Learning by reading
I've reconnected with my old friend John Klippenstein, with whom I went to high school in the early 1970s in Vancouver. We both did well there, and he went on to an academic career in the UK. Several years ago his family literally undertook a seachange, returning to live in a coastal community north of Vancouver. He is now a software architect for Kodak.
We've been having a discussion about my difficulty in reading the Handbook of Research on Educational Communication and Technology (2nd ed), 2004, edited by D. H. Jonassen. (Mahwah, NJ: Lawrence Erlbaum), which is the text from which our readings have come for one of my courses. (It costs over $400 here in Oz, although I see the publisher has now discounted it to US$95; luckily we have been supplied photocopies). I don't have the introduction to this work, but surely it was not intended as a source of learning. Rather it is a reference for those who are already familiar with the subject matter.
I suggested to John that perhaps we were being subjected to baptism by fire.
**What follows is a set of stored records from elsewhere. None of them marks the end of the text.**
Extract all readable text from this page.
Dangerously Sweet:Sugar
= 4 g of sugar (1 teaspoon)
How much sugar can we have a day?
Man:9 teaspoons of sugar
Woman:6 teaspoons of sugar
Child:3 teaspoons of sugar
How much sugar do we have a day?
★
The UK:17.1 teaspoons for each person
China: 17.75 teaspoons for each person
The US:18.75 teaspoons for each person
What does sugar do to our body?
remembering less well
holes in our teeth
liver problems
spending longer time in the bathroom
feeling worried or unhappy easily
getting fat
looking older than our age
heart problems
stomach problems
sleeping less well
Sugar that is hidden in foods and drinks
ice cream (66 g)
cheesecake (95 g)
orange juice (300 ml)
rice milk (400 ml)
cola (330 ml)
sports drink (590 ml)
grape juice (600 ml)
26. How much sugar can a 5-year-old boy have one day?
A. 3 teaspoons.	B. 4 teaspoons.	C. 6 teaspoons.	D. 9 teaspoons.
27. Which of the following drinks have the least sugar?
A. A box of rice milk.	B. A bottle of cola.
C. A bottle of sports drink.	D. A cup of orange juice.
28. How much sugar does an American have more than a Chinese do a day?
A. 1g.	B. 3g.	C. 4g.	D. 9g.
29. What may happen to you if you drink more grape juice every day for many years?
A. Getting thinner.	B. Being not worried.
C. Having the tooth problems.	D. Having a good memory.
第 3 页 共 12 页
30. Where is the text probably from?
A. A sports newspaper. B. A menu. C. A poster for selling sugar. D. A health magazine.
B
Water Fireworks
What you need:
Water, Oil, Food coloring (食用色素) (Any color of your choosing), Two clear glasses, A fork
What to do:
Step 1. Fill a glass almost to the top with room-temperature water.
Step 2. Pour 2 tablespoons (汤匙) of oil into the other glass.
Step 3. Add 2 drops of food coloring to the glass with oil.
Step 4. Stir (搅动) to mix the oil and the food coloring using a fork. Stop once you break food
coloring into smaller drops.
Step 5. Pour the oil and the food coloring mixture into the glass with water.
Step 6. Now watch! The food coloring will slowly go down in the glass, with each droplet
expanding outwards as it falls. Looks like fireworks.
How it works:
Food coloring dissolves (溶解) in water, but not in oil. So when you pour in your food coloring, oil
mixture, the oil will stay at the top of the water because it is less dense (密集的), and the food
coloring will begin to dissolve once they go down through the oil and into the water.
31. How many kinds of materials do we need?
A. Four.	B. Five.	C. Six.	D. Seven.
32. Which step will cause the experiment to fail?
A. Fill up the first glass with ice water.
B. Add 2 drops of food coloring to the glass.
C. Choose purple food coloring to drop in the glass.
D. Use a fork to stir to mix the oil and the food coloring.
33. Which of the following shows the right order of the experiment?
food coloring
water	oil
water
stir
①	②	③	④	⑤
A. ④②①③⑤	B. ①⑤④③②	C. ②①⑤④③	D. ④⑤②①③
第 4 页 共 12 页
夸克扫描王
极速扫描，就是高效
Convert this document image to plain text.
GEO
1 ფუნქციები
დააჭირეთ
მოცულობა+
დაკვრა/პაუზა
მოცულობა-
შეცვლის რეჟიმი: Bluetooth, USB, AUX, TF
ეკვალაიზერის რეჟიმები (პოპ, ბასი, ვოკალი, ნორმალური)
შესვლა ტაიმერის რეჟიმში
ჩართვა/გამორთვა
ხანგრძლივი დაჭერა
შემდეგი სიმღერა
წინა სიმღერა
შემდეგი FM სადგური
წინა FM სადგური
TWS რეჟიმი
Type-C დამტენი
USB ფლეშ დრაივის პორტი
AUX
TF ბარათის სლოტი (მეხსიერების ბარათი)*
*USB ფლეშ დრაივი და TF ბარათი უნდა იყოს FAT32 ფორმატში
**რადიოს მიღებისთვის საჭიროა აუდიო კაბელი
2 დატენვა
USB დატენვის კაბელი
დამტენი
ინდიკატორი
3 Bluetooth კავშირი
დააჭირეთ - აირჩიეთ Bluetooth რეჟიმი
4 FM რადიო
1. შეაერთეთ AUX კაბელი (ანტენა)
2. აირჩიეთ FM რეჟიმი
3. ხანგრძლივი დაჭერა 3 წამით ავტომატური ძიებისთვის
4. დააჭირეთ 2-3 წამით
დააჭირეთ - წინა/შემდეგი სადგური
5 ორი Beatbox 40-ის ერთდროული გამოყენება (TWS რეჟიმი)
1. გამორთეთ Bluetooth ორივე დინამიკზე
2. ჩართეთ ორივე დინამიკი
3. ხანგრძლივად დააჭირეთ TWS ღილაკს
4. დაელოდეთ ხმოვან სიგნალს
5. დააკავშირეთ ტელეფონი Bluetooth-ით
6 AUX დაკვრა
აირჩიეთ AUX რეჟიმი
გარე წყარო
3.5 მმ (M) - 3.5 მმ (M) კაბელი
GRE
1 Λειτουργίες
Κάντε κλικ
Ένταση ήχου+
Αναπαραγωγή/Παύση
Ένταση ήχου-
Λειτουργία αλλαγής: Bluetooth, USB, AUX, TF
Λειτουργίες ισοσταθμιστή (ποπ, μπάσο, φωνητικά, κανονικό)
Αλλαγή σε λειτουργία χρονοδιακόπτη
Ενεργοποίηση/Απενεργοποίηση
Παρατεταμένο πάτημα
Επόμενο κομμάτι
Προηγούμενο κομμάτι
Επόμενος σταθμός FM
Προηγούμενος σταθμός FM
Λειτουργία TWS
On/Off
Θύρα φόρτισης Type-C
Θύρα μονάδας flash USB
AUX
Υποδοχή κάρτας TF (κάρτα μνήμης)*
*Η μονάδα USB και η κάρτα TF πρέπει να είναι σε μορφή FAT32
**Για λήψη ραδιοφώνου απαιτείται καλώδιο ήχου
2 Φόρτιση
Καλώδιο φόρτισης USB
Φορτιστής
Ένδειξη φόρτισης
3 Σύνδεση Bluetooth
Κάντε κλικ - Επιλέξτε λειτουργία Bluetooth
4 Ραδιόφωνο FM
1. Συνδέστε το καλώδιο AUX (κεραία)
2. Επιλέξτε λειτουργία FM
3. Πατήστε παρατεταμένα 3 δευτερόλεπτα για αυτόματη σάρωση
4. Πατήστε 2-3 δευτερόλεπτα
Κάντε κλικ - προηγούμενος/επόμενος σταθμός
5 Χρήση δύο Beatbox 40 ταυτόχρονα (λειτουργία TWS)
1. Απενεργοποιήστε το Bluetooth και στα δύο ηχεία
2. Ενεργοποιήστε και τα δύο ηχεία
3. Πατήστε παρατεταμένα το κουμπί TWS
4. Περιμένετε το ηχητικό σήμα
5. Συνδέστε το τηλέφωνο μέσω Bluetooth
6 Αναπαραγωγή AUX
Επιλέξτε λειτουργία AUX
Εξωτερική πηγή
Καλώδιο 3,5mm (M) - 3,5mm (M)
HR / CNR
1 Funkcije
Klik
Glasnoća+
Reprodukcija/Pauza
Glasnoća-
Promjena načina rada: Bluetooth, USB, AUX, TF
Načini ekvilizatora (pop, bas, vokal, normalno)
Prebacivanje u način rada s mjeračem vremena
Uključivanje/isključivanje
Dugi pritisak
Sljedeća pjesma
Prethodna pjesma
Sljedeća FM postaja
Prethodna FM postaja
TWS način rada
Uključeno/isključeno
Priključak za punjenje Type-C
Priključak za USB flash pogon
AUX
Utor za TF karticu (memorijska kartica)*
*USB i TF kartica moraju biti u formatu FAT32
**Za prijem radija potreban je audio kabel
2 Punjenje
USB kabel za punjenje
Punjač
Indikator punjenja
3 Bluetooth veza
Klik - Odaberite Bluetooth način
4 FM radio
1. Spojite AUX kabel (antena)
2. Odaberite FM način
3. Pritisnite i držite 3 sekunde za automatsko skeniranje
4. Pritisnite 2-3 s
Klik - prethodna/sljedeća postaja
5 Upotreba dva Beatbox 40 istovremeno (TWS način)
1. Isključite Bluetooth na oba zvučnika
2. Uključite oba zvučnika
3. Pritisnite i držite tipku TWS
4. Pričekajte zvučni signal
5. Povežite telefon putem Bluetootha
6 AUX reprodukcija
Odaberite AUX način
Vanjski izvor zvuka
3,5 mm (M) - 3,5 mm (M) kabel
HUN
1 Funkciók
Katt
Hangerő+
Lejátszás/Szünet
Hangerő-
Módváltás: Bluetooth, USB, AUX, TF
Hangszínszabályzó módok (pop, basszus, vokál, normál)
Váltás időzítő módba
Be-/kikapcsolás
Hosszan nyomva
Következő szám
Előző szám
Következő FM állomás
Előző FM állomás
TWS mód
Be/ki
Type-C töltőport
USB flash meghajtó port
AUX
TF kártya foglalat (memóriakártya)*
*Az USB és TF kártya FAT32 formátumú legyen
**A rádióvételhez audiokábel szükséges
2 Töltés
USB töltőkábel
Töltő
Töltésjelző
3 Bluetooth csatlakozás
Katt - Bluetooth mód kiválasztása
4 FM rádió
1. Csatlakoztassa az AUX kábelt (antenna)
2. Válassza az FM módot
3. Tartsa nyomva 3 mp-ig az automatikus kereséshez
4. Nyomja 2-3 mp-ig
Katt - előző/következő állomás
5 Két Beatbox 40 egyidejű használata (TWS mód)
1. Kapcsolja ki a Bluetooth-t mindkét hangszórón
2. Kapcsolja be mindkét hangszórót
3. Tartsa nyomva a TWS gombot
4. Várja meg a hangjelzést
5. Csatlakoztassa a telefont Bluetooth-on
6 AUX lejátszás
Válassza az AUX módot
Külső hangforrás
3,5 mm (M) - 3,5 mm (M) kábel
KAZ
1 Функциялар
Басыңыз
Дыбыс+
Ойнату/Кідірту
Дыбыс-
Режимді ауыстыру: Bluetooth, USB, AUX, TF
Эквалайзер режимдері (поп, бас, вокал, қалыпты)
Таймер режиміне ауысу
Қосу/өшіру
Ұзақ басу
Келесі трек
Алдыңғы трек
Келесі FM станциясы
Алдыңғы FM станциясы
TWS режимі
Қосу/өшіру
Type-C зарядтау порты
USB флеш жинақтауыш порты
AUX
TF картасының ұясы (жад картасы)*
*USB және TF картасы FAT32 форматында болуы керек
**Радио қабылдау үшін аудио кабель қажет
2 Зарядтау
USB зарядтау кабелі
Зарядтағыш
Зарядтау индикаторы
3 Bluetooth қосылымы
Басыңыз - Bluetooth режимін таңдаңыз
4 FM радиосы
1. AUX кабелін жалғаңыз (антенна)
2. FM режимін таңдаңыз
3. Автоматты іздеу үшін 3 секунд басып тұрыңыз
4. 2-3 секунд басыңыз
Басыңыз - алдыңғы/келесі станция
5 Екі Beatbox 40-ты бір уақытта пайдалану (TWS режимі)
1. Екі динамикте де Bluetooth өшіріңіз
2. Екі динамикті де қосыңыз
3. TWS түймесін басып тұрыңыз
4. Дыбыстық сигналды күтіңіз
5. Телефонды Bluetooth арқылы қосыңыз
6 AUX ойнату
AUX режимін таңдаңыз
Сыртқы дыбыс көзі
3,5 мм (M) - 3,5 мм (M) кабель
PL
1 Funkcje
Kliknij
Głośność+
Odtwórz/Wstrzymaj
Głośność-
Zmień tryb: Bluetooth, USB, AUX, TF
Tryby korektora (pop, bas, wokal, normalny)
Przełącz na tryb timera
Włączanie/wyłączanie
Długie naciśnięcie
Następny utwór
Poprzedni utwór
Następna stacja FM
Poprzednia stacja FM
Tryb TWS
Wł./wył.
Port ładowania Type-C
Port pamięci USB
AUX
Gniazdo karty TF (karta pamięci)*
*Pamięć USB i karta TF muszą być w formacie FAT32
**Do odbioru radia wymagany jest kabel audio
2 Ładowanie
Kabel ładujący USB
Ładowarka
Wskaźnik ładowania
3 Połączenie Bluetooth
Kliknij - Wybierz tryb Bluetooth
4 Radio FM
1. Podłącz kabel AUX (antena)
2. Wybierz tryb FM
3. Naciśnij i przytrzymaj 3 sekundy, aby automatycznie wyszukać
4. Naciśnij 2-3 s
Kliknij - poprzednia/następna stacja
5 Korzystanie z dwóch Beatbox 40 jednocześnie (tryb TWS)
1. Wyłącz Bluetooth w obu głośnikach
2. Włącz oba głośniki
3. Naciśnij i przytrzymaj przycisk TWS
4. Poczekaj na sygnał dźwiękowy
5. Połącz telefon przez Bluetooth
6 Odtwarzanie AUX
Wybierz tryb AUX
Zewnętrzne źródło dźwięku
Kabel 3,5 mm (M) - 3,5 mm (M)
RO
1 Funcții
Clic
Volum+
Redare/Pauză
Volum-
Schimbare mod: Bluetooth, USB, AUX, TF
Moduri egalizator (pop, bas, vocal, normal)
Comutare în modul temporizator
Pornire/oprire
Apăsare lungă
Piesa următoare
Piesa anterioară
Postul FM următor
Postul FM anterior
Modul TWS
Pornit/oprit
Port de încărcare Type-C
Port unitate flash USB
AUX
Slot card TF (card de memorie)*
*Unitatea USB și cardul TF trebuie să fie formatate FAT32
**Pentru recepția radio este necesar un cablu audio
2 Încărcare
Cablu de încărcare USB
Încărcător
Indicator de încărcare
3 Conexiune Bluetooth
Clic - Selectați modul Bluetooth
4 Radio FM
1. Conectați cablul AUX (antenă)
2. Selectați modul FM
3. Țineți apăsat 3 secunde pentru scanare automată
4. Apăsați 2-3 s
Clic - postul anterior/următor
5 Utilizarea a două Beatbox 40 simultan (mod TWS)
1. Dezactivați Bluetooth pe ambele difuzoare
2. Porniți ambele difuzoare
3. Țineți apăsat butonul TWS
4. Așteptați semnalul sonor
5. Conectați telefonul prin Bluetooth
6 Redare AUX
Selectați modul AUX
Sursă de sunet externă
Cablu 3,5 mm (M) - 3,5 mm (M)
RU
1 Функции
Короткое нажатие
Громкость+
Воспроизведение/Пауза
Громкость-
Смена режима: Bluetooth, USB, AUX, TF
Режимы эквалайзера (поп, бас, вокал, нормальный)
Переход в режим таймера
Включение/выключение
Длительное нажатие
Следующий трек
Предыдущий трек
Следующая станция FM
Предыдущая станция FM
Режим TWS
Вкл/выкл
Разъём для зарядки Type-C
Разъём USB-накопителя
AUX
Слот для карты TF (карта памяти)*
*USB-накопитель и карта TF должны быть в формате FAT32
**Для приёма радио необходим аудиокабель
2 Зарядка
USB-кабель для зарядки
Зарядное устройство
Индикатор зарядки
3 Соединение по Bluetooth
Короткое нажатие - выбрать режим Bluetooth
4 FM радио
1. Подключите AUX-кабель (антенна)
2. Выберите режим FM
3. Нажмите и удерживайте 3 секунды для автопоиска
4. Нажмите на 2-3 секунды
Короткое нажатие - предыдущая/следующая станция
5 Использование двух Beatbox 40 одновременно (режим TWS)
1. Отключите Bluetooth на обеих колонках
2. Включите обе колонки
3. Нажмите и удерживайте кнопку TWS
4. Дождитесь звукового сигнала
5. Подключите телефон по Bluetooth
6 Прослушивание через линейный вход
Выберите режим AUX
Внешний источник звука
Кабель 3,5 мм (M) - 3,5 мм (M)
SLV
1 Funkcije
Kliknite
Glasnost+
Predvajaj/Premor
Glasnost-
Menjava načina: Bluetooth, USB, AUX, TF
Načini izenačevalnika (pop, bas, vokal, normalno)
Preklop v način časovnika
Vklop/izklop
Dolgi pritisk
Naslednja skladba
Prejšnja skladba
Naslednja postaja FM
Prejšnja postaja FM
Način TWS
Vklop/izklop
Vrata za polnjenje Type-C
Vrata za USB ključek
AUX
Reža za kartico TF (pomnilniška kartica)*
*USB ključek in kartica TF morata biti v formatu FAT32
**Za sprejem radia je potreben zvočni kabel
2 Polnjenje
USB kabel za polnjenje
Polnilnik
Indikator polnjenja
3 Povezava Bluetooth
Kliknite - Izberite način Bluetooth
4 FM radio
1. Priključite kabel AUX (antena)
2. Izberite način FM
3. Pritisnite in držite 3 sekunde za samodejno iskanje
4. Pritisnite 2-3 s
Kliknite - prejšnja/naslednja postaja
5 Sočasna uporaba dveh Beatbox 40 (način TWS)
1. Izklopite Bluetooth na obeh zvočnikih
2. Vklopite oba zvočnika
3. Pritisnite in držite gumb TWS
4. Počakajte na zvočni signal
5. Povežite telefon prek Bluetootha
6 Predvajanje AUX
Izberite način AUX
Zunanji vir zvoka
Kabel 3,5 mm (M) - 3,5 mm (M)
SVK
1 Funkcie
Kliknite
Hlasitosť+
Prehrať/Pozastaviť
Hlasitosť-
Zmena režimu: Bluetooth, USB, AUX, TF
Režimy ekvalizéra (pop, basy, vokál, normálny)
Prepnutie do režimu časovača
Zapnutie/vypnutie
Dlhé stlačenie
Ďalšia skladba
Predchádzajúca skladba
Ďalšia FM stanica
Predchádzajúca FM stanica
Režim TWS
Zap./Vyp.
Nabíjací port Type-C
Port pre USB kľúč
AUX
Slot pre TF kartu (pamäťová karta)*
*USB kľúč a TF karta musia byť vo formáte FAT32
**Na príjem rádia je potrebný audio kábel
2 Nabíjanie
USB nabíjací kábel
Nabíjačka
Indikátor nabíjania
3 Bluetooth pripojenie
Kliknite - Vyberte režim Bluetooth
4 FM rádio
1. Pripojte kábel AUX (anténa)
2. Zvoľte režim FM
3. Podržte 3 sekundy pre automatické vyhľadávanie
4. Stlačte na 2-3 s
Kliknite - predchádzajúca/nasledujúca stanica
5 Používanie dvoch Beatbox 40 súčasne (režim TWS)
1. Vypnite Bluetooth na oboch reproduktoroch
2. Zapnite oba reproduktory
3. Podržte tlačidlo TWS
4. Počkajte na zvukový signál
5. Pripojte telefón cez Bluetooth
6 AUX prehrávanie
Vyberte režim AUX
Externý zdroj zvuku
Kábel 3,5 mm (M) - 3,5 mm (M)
That said, I have to improve my ability to read academic works, a skill which you have obviously nurtured. What I try to do is the usual active reading approach of asking questions while I read, stopping and reflecting or just sitting on it for a day or two. I use a text highlighter and I draw concept maps occasionally. What is this about, why is it stated here, what is missing, what does it relate to, etc. This works for most writing, but there is a threshold of literary complexity beyond which I am unable to penetrate. The problem with these is not the concepts so much as the folded language. I have to read sentences over and over again before all the clauses actually coalesce. By the time they do, I'm exhausted (as if having young children and paid work isn't enough on my mind). Our second-half class assignment in my difficult unit is to do a project about the semantic net.... Getting an overall picture of this domain and where it is heading is again going to be a case of extracting meaning pixel by pixel.John is better at reading texts and in our further discussions we have explored how we continue to learn by reading.